Başa Çıkma Tepkileri Kişiliğe Göre Değişir mi?
Başa çıkmanın farklı türlerinin hangi durumlarda kullanıldığı, kullanılması durumunda elde edilen sonuçların neler olduğu, belli başa çıkma türlerine yönelmenin ne tür kişilik özellikleriyle bağlantılı olduğu sıklıkla incelenen konulardır. Örneğin; birçok araştırmadan elde edilen bulgulara göre aktif, problem odaklı stratejiler kullanan kişiler daha uyumlu bulunmuştur. Buna karşılık inkâr, zihinsel anlamda durumla ilgili olmama, sorunla yüzleşmekten kaçma gibi kaçınma stratejilerini kullanan kişilerin, stresli yaşam olaylarının ardından uyumsuzluk yaşamış oldukları belirlenmiştir.

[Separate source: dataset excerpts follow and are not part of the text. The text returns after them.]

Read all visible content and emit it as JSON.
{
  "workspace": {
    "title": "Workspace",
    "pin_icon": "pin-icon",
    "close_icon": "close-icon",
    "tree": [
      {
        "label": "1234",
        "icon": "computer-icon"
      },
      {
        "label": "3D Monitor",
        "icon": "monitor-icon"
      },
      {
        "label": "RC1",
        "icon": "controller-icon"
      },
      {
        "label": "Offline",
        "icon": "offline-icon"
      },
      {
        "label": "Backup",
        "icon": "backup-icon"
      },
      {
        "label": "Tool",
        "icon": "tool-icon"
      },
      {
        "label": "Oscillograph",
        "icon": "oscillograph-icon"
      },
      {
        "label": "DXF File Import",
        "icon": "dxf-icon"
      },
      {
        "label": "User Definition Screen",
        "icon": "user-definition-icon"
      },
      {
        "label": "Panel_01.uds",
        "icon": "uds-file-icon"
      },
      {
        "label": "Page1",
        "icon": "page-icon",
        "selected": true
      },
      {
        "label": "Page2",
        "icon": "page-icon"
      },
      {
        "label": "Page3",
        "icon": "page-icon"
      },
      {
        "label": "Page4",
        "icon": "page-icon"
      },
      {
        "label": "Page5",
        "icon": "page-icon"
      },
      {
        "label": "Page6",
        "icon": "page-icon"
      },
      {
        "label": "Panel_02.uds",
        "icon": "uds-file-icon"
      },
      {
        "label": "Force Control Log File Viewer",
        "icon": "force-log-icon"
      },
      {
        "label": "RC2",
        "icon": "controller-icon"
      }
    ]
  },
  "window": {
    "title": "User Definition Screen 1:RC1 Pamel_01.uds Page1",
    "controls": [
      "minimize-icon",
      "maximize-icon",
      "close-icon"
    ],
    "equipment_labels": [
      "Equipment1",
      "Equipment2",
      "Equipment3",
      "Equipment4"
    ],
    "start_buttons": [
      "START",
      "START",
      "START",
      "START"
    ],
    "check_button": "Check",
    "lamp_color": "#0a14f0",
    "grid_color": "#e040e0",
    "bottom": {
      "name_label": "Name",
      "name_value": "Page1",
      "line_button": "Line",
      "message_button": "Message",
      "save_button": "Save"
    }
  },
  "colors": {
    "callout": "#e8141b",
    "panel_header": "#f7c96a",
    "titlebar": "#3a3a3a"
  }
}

Başa Çıkma Tepkileri Sağlık Durumuna Göre Değişir mi?
Fiziksel yapımızdaki olağan dışı değişimler, sürekli veya kısa süreli hastalıklarla veya kesin tedavisi bulunmamış veya ölüm riski çok yüksek hastalıklarla veya ameliyatlarla karşılaşma kuskusuz dengemizi bozabilen, bizde stres yaratabilen durumlardır. Büyük stres kaynakları olarak değerlendirilen böylesi durumlarda yaşanan endişe, çaresizlik, umutsuzluk, kaygı, korku gibi duygular ve bu duyguların kişilerin durumlarıyla bağlantılı tepkilerine ve iyilik hâllerine yansımaları birçok araştırmanın ilgi odağı olmuştur.
Başa Çıkma Tepkileri Kişilerarası İlişkilere Göre Değişir mi?
Yakın ilişkilerdeki belli başa çıkma çabaları psikolojik ve fiziksel sağlığı arttırma veya azaltma potansiyeline sahiptir. Örneğin; yakın ilişkilerde etkili sosyal destekle ilgili başa çıkma, ölümcüllüğü, zihinsel ve fiziksel bozulma risklerin azaltmaktadır. Buna karşılık uyumsuz veya kaçınmacı türde başa çıkma stillerinin psikolojik sağlığı olumsuz olarak etkilediği saptanmıştır.